Generative Models, Humans, Predictive Models: Who Is Worse at High-Stakes Decision Making?
Keri Mallari, Julius Adebayo, Kori Inkpen, Martin T. Wells, Albert Gordo, Sarah Tan
TL;DR
The paper interrogates whether large language models can outperform humans or established predictive models in high-stakes recidivism decisions. It jointly analyzes text and multimodal inputs by combining COMPAS data, human judgments, and Chicago Face Database images, employing zero-shot and in-context prompting across multiple models. Key findings show LMs are not superior to humans or COMPAS, but can align with human judgments when provided with additional information; multimodal distractors can unpredictably influence predictions, and bias-mitigation prompts yield inconsistent effects across models.

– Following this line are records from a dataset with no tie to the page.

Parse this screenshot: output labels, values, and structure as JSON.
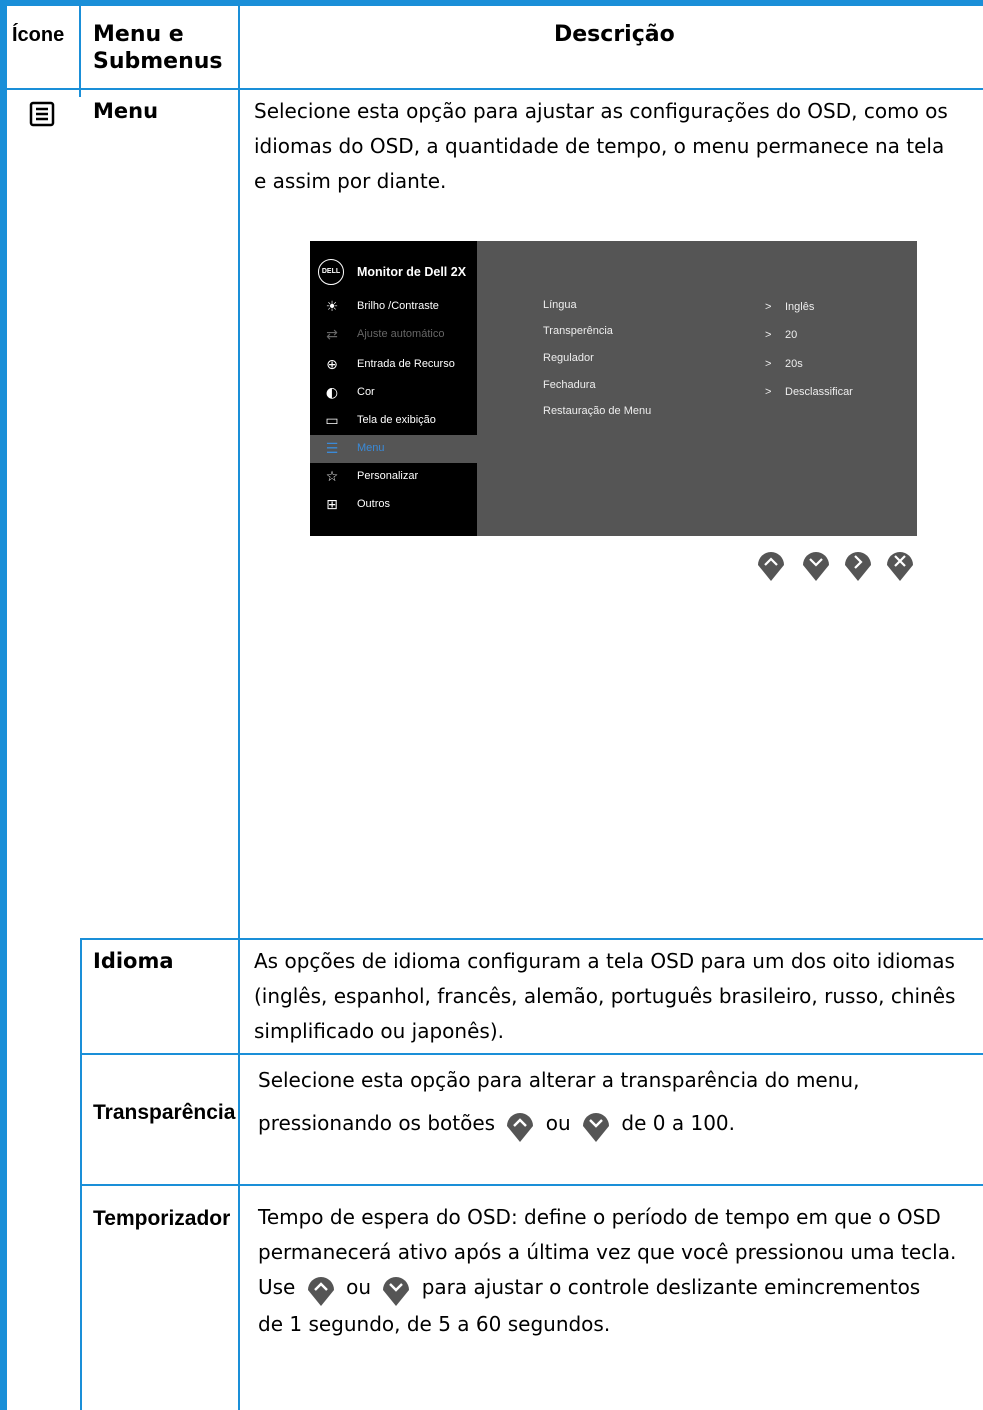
{
  "header": {
    "icone": "Ícone",
    "menu": "Menu e\nSubmenus",
    "descricao": "Descrição"
  },
  "rows": {
    "menu": {
      "icon": "menu-list-icon",
      "label": "Menu",
      "desc_lines": [
        "Selecione esta opção para ajustar as configurações do OSD, como os",
        "idiomas do OSD, a quantidade de tempo, o menu permanece na tela",
        "e assim por diante."
      ]
    },
    "idioma": {
      "label": "Idioma",
      "desc_lines": [
        "As opções de idioma configuram a tela OSD para um dos oito idiomas",
        "(inglês, espanhol, francês, alemão, português brasileiro, russo, chinês",
        "simplificado ou japonês)."
      ]
    },
    "transparencia": {
      "label": "Transparência",
      "line1": "Selecione esta opção para alterar a transparência do menu,",
      "line2_a": "pressionando os botões",
      "line2_b": "ou",
      "line2_c": "de 0 a 100."
    },
    "temporizador": {
      "label": "Temporizador",
      "line1": "Tempo de espera do OSD: define o período de tempo em que o OSD",
      "line2": "permanecerá ativo após a última vez que você pressionou uma tecla.",
      "line3_a": "Use",
      "line3_b": "ou",
      "line3_c": "para ajustar o controle deslizante emincrementos",
      "line4": "de 1 segundo, de 5 a 60 segundos."
    }
  },
  "osd": {
    "logo": "DELL",
    "title": "Monitor de Dell 2X",
    "items": [
      {
        "icon": "brightness-icon",
        "label": "Brilho /Contraste",
        "state": "normal"
      },
      {
        "icon": "auto-adjust-icon",
        "label": "Ajuste automático",
        "state": "dim"
      },
      {
        "icon": "input-source-icon",
        "label": "Entrada de Recurso",
        "state": "normal"
      },
      {
        "icon": "color-icon",
        "label": "Cor",
        "state": "normal"
      },
      {
        "icon": "display-icon",
        "label": "Tela de exibição",
        "state": "normal"
      },
      {
        "icon": "menu-icon",
        "label": "Menu",
        "state": "selected"
      },
      {
        "icon": "star-icon",
        "label": "Personalizar",
        "state": "normal"
      },
      {
        "icon": "others-icon",
        "label": "Outros",
        "state": "normal"
      }
    ],
    "submenu": [
      "Língua",
      "Transperência",
      "Regulador",
      "Fechadura",
      "Restauração de Menu"
    ],
    "values": [
      {
        "arrow": ">",
        "value": "Inglês"
      },
      {
        "arrow": ">",
        "value": "20"
      },
      {
        "arrow": ">",
        "value": "20s"
      },
      {
        "arrow": ">",
        "value": "Desclassificar"
      }
    ],
    "nav_buttons": [
      "up-icon",
      "down-icon",
      "right-icon",
      "close-icon"
    ]
  },
  "colors": {
    "accent": "#1a8fd8",
    "osd_bg": "#555555",
    "osd_menu": "#000000",
    "selected": "#3a8ad8"
  }
}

The work offers important cautionary evidence about deploying LMs for risk assessment and contributes to understanding how information modalities and prompting strategies shape decision-making in high-stakes contexts.
Abstract
Despite strong advisory against it, large generative models (LMs) are already being used for decision making tasks that were previously done by predictive models or humans. We put popular LMs to the test in a high-stakes decision making task: recidivism prediction. Studying three closed-access and open-source LMs, we analyze the LMs not exclusively in terms of accuracy, but also in terms of agreement with (imperfect, noisy, and sometimes biased) human predictions or existing predictive models. We conduct experiments that assess how providing different types of information, including distractor information such as photos, can influence LM decisions. We also stress test techniques designed to either increase accuracy or mitigate bias in LMs, and find that some to have unintended consequences on LM decisions. Our results provide additional quantitative evidence to the wisdom that current LMs are not the right tools for these types of tasks.